Client: Greater Orlando Aviation Authority
Location: Orlando, FL, United States
Completion date: 2022
Project Team
Executive Creative Director
Thibaut Duverneix
Gentilhomme
Multimedia Director
Guillaume Cardell
Gentilhomme
Multimedia Director
Amélie Petit-Jean
Gentilhomme
Live Action Director
Mathieu Gibeault
Gentilhomme
Interactive Director
Marouane Sahbi
Gentilhomme
Designer
Mathieu Léger
Gentilhomme
Executive Producer
Carole Samson
Line Producer
Geneviève Isabelle Michaud
Overview
For the Orlando International Airport’s new Terminal C, we designed a series of immersive multimedia experiences and installations which explore the knowns and unknowns of greater Central Florida. The project reimagines the passenger experience by offering unexpected moments of magic within the world’s seventh-busiest airport.
We transformed the airport into the destination itself, providing thought-provoking collective moments of magic that reshape how passengers connect with the city and surrounding region. The multimedia content is integrated into two large-scale features. As a result, an expected 60 million annual travellers passing through Terminal C will be able to discover over 70 video capsules that are curated and scheduled based on the passenger journey, in consideration of dwelling time, time of day and season.
Goals
As Orlando’s primary gateway and the world’s sixth busiest airport, we wanted to improve the overall aesthetic quality of the new Terminal C while also providing it with a strong identity to accommodate its anticipated 60 million annual travelers. Staying true to the region’s cultural and historical legacy of wildlife, diverse landscapes, aerospace travel, local art, theme parks and more, we set out to tell a story about the knowns and unknowns of greater Central Florida.
Using multimedia magic, we created a new passenger experience that restores the joy and wonder of air travel, bringing peace and tranquility to a typically stressful environment while seamlessly blending into the architecture itself. In doing so, the project reimagines how public space can be interacted with and how passersby can also interact with each other through shared experiences.
Process
In addition to Gentilhomm’s in-house designers, cinematographers, creative coders and technologists, we worked with a number of design and architecture firms as well as creative partners and organizations to build a design system and source content, respectively.
Our system’s design was produced in collaboration with Sardi Design, Burns Engineering, and many more. Original and exclusive video content was sourced directly from Nasa, Space-X, and Disney to showcase the region’s history of space travel and wildlife in resolution large enough to cast on screens over a hundred feet wide.
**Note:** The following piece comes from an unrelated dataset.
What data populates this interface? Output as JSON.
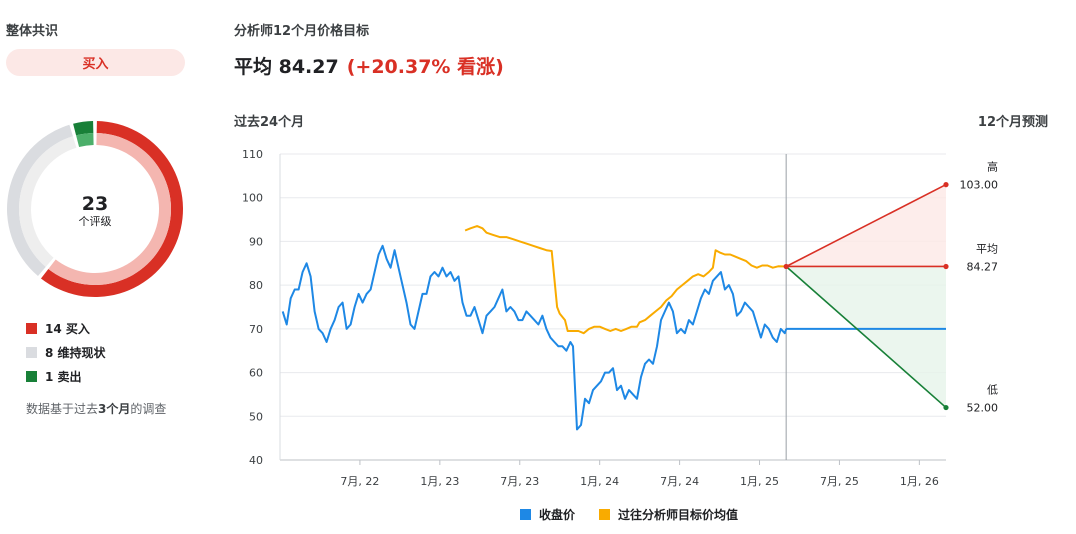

After extensively researching the region’s greatest landmarks, Gentilhomme filmed in a number of historically-significant locations, teaming up with esteemed wildlife cinematographer Tom Fitz for underwater filming of manatees in Orlando’s Crystal River. The work of The Highwaymen, a group of Black painters who never received the recognition they deserved, was sourced and formatted for the architectural showpiece, using generative imagery to create motion within the work.
Using Epic Games’ Unreal Engine, interactivity technology was central to this work, putting the user in fantasy worlds such as martian landscapes and schools of fish which can not only be viewed, but participated with.